On parle souvent de qualité du code, de couverture de tests ou d’architecture. Pourtant, l’un des plus grands risques d’un projet logiciel est souvent invisible : le savoir implicite.
Le savoir implicite, c’est tout ce que le code ne dit pas.
Pourquoi cette constante vaut-elle 17 ? Pourquoi cette boucle s’arrête-t-elle ici ? Pourquoi ce format de fichier est-il traité différemment ? Pourquoi ce test étrange ne doit-il surtout pas être supprimé ?
La réponse existe… mais uniquement dans la tête d’un développeur.
Le vrai coût de la dette technique
On réduit souvent la dette technique à un problème de conception ou de qualité du code. En réalité, une grande partie de cette dette est une dette de connaissance.
Lorsqu’un développeur quitte un projet, il emporte avec lui des centaines de décisions qui n’ont jamais été formalisées :
- les hypothèses de départ ;
- les compromis réalisés ;
- les limitations connues ;
- les raisons historiques d’un comportement.

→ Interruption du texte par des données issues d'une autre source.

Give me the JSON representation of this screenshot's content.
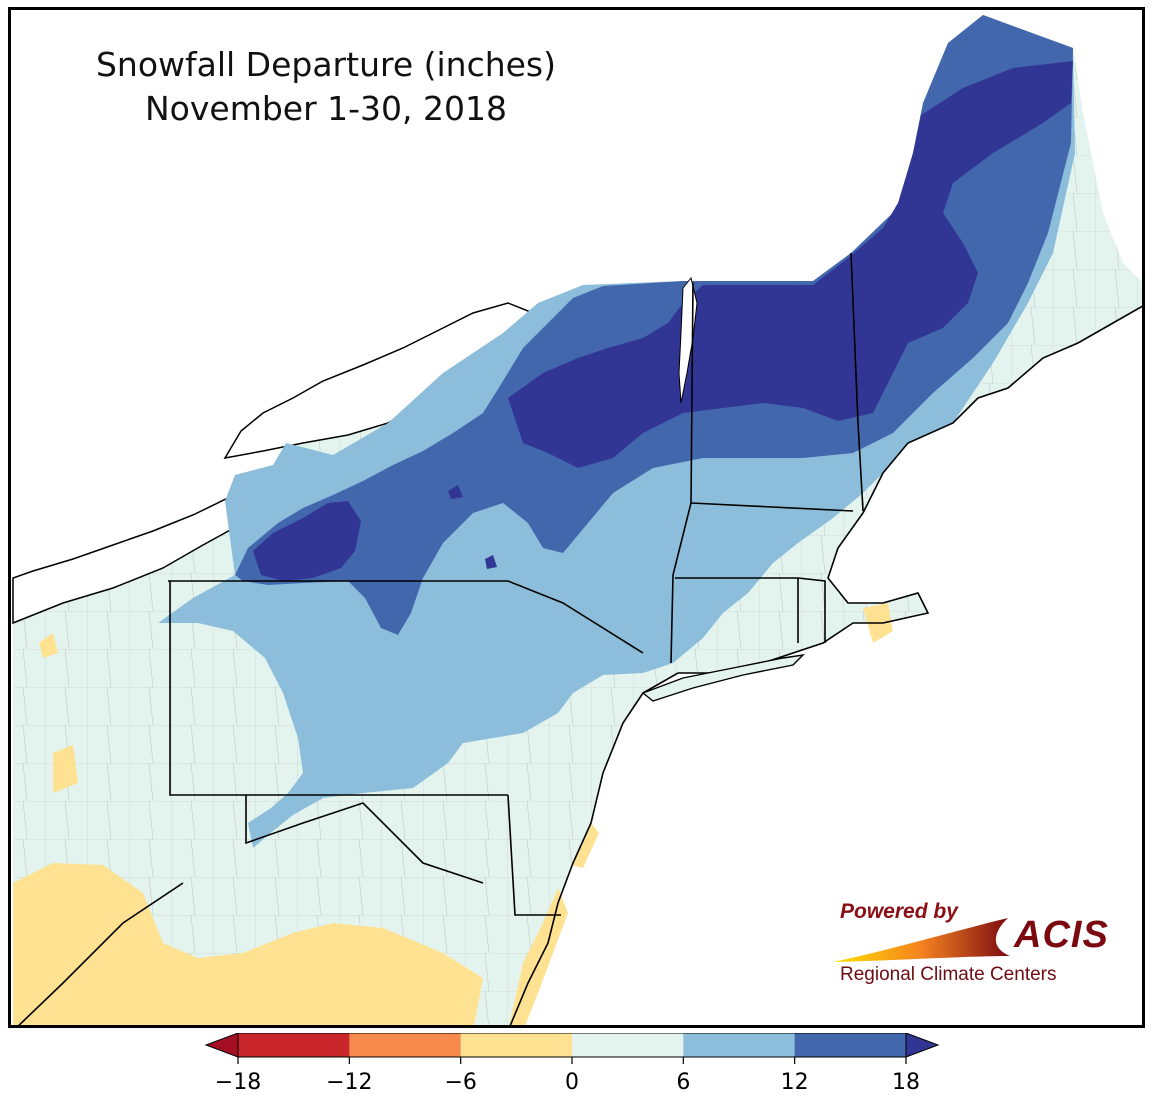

Le projet continue de fonctionner… jusqu’au jour où quelqu’un modifie « le code bizarre » qui existait justement pour éviter un ancien problème.
Le commentaire ne suffit pas
Ajouter quelques commentaires n’est pas une solution.

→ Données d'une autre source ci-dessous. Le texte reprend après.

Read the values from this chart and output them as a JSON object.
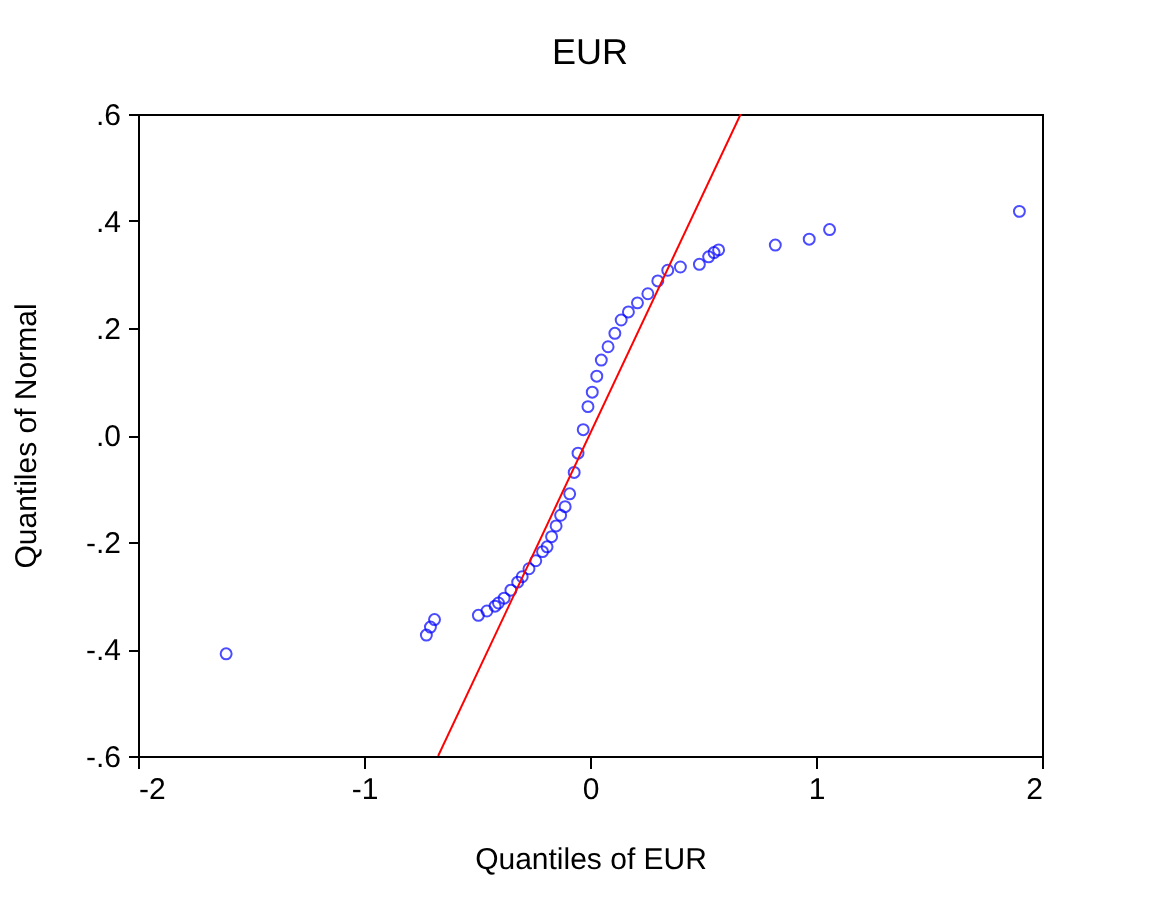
{
  "chart_data": {
    "type": "scatter",
    "title": "EUR",
    "xlabel": "Quantiles of EUR",
    "ylabel": "Quantiles of Normal",
    "xlim": [
      -2,
      2
    ],
    "xticks": [
      -2,
      -1,
      0,
      1,
      2
    ],
    "ylim": [
      -0.6,
      0.6
    ],
    "yticks": [
      {
        "value": -0.6,
        "label": "-.6"
      },
      {
        "value": -0.4,
        "label": "-.4"
      },
      {
        "value": -0.2,
        "label": "-.2"
      },
      {
        "value": 0,
        "label": ".0"
      },
      {
        "value": 0.2,
        "label": ".2"
      },
      {
        "value": 0.4,
        "label": ".4"
      },
      {
        "value": 0.6,
        "label": ".6"
      }
    ],
    "grid": false,
    "series": [
      {
        "marker": "circle",
        "color": "#0000ff",
        "x": [
          -1.61,
          -0.724,
          -0.706,
          -0.688,
          -0.494,
          -0.456,
          -0.42,
          -0.405,
          -0.38,
          -0.35,
          -0.32,
          -0.3,
          -0.27,
          -0.24,
          -0.21,
          -0.19,
          -0.17,
          -0.15,
          -0.13,
          -0.11,
          -0.09,
          -0.07,
          -0.053,
          -0.03,
          -0.009,
          0.01,
          0.03,
          0.05,
          0.08,
          0.11,
          0.138,
          0.17,
          0.21,
          0.256,
          0.3,
          0.344,
          0.4,
          0.484,
          0.525,
          0.549,
          0.569,
          0.82,
          0.97,
          1.06,
          1.9
        ],
        "values": [
          -0.409,
          -0.374,
          -0.359,
          -0.345,
          -0.337,
          -0.329,
          -0.32,
          -0.314,
          -0.305,
          -0.29,
          -0.275,
          -0.265,
          -0.25,
          -0.235,
          -0.218,
          -0.209,
          -0.19,
          -0.17,
          -0.15,
          -0.134,
          -0.11,
          -0.07,
          -0.034,
          0.01,
          0.053,
          0.08,
          0.11,
          0.14,
          0.165,
          0.19,
          0.215,
          0.23,
          0.247,
          0.264,
          0.288,
          0.308,
          0.314,
          0.319,
          0.333,
          0.341,
          0.346,
          0.355,
          0.366,
          0.384,
          0.418
        ]
      },
      {
        "type": "line",
        "color": "#ff0000",
        "x": [
          -0.672,
          0.667
        ],
        "values": [
          -0.6,
          0.6
        ]
      }
    ]
  }
}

Un commentaire explique ce que fait le code.
Le savoir implicite explique pourquoi il existe.
Cette différence est essentielle.
// Ne pas fusionner ces deux boucles.
Pourquoi ?
Parce qu’une ancienne version de LibreOffice produisait un ordre XML différent ?
Parce qu’un client utilisait un document non conforme ?

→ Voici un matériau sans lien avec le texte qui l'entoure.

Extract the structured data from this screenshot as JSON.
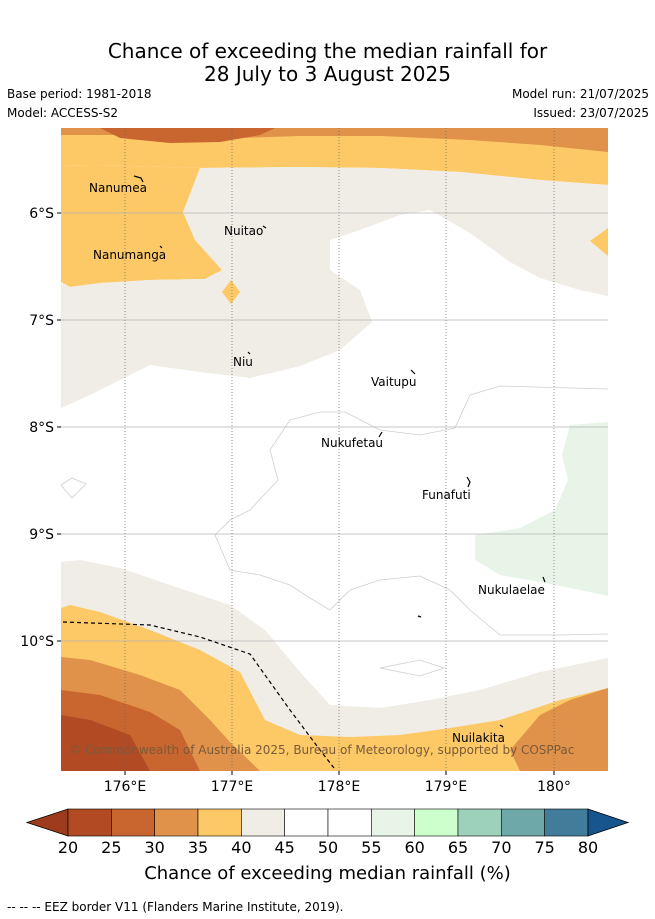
{
  "title_line1": "Chance of exceeding the median rainfall for",
  "title_line2": "28 July to 3 August 2025",
  "base_period": "Base period: 1981-2018",
  "model": "Model: ACCESS-S2",
  "model_run": "Model run: 21/07/2025",
  "issued": "Issued: 23/07/2025",
  "copyright": "© Commonwealth of Australia 2025, Bureau of Meteorology, supported by COSPPac",
  "lat_labels": [
    "6°S",
    "7°S",
    "8°S",
    "9°S",
    "10°S"
  ],
  "lon_labels": [
    "176°E",
    "177°E",
    "178°E",
    "179°E",
    "180°"
  ],
  "places": [
    {
      "name": "Nanumea"
    },
    {
      "name": "Nuitao"
    },
    {
      "name": "Nanumanga"
    },
    {
      "name": "Niu"
    },
    {
      "name": "Vaitupu"
    },
    {
      "name": "Nukufetau"
    },
    {
      "name": "Funafuti"
    },
    {
      "name": "Nukulaelae"
    },
    {
      "name": "Nuilakita"
    }
  ],
  "colorbar": {
    "ticks": [
      "20",
      "25",
      "30",
      "35",
      "40",
      "45",
      "50",
      "55",
      "60",
      "65",
      "70",
      "75",
      "80"
    ],
    "colors": [
      "#9e3b1c",
      "#b24a24",
      "#c9652f",
      "#e0924a",
      "#fdc966",
      "#f0ece6",
      "#ffffff",
      "#ffffff",
      "#e8f4e8",
      "#ccffcc",
      "#9ed1bc",
      "#6fa8a8",
      "#417d9a",
      "#16558e"
    ],
    "title": "Chance of exceeding median rainfall (%)"
  },
  "footer": "--  --  -- EEZ border V11 (Flanders Marine Institute, 2019)."
}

Parce que Word refuse ce cas particulier ?
Sans cette information, le commentaire est pratiquement inutile.
L’IA révèle un problème ancien
Les assistants de programmation ont rendu ce phénomène encore plus visible.
Une IA sait très bien reproduire un motif de code.
En revanche, elle ne peut pas deviner les décisions qui n’ont jamais été écrites.
Elle reproduit le visible.
Le savoir implicite, lui, reste caché.
Ce n’est donc pas un problème créé par l’IA : elle met simplement en lumière une faiblesse qui existait depuis toujours. Les travaux en génie logiciel soulignent d’ailleurs que la connaissance tacite reste une composante essentielle des projets et qu’elle ne peut pas être remplacée par la seule documentation technique.
Transformer l’implicite en connaissance
Chaque modification importante devrait répondre à quelques questions simples :
- Quelle décision a été prise ?
- Pourquoi cette solution plutôt qu’une autre ?
- Quelle hypothèse repose derrière ce code ?
- Qu’est-ce qui casserait si on le supprimait ?
- Existe-t-il une référence (bug, norme, spécification) ?
Ce sont souvent ces réponses qui manquent le plus quelques années plus tard.
Les projets libres ont une responsabilité particulière
Dans le logiciel libre, les contributeurs vont et viennent.
Le code reste.
Si le savoir ne reste pas avec lui, chaque nouvelle génération devra redécouvrir les mêmes problèmes.
C’est du temps perdu.
Documenter les décisions importantes n’est donc pas seulement écrire de la documentation : c’est transmettre une partie de l’intelligence collective du projet.
ODFStudio : rendre le logiciel explicable
Chez ODFStudio, nous pensons que l’avenir n’est pas seulement d’écrire du meilleur code.
Il est de rendre les décisions compréhensibles.
Un bon projet ne transmet pas uniquement des lignes de code.
Il transmet les raisons qui ont conduit à les écrire.
Car un logiciel qui ne conserve que son code finit toujours par perdre une partie de son histoire.